According to Berger a developmental theory “is a systematic statement of general principles that provides a coherent framework for understanding how and why people change as they grow older” (Berger, 2011 p.33).   
Sigmund Freud developed the psychoanalytic theory of lifespan development where he believed that development in the first six years occurs in three stages, each characterized by sexual interest and pleasure centered on a particular part of the body.  In infancy, the erotic body part is the mouth (the oral stage); in early childhood, it is the anus (the anal stage); in the preschool years, it is the penis (the phallic stage), a source of pride and fear among boys and a reason for sadness and envy among girls.  Two more developmental periods then follow early childhood.  After the phallic stage, latency occurs and then, at puberty, the genital stage arrives, lasting throughout adulthood (Berger, 2011 p.36)
Jean Piaget was the first person to develop a major cognitive theory.  Piaget formed the central thesis of cognitive theory on how children think changes with time and experience, and their thought processes always affect their behavior.  According to Piaget’s cognitive theory, to understand human behavior, one must understand how a person thinks.  Piaget maintained that cognitive development occurs in four age-related periods or stages: sensorimotor, preoperational, concrete operational and formal operational (Berger, 2011 p. 45).
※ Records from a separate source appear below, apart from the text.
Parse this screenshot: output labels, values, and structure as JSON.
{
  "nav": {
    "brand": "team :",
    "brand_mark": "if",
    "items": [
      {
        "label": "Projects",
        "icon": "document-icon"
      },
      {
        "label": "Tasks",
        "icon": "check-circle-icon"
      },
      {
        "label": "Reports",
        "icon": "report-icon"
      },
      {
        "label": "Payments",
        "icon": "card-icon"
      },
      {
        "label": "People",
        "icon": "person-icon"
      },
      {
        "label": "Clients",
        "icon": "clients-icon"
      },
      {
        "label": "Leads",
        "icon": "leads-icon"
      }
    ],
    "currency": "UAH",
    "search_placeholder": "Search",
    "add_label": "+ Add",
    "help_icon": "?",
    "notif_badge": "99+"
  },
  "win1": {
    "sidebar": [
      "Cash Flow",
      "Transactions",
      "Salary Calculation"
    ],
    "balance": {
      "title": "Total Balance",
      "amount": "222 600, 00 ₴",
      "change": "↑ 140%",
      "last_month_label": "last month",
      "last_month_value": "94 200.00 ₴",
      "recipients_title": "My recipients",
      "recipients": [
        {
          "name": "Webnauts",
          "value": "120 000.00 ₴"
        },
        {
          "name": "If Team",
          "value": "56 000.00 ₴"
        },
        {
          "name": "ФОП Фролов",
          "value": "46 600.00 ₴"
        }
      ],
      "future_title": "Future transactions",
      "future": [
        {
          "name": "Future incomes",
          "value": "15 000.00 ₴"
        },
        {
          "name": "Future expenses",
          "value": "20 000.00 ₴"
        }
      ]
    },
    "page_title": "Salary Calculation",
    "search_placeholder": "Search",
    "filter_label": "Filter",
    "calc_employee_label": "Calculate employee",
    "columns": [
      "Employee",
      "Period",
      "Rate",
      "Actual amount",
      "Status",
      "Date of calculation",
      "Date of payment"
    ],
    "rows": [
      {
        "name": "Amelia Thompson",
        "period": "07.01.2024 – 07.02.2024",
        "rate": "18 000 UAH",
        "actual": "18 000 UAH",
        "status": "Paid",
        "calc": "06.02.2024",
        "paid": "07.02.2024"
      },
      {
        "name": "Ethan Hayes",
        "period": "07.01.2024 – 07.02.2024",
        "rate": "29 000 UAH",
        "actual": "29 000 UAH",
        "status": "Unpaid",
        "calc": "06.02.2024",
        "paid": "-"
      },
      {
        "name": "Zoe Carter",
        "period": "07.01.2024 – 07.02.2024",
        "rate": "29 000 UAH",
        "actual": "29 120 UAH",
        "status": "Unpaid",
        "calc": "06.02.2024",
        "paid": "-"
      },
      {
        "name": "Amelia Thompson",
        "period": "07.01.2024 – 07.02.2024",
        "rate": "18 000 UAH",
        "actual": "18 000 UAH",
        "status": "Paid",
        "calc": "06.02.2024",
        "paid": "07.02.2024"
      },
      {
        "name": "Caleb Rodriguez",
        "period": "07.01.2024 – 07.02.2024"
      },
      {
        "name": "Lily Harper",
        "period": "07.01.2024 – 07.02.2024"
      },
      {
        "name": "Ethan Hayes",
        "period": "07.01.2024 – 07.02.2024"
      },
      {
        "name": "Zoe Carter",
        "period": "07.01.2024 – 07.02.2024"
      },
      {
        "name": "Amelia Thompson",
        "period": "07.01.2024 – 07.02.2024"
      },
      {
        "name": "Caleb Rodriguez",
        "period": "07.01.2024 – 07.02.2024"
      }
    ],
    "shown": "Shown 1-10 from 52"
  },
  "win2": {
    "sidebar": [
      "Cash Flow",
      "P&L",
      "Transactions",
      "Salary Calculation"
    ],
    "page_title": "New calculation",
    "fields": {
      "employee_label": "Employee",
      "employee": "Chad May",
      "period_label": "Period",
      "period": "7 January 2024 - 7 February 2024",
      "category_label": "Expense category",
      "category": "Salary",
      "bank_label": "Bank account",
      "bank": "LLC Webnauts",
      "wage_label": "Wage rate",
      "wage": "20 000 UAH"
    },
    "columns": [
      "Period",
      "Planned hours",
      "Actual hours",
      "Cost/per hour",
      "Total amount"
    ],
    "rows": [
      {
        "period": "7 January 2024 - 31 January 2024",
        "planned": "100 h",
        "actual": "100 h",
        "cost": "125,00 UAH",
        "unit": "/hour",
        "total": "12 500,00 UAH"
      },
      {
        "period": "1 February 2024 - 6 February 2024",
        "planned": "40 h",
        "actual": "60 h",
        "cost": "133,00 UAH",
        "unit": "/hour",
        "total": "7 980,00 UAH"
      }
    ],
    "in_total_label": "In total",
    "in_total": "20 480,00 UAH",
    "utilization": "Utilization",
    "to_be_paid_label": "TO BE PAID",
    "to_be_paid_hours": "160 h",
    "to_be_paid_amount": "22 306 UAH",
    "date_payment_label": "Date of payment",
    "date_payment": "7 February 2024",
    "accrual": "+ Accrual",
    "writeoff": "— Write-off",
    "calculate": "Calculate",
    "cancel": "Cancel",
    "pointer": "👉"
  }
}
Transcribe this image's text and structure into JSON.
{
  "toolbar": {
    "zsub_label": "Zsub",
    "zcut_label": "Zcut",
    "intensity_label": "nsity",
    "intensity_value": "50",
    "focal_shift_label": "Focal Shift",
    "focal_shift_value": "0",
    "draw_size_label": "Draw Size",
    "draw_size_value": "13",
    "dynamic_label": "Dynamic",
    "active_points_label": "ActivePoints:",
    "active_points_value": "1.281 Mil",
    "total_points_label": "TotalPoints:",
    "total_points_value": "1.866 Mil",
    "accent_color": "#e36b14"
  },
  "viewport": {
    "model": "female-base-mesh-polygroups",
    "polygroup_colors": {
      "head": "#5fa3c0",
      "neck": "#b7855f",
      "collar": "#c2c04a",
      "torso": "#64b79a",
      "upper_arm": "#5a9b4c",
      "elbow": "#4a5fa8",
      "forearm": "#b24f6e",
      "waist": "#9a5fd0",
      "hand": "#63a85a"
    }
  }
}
Sigmund Freud and Jean Piaget’s theories both depend on the role of heredity and the environment in an individual’s development. Genes are a small section of chromosome; the basic unit for the transmission of heredity.  A gene consists of a string of chemicals that provide instructions for the cell to manufacture certain proteins (Berger, 2011 p.62).  Genes always affects the environment, and then the environment affects and individual’s genes.  Berger states that “genes can be modified through epigenetic factors, including drugs and nutrition.  Furthermore, genetic expression can be directed or deflected, depending on the culture and society as well as to the individual and the family(Berger, 2011 p.78).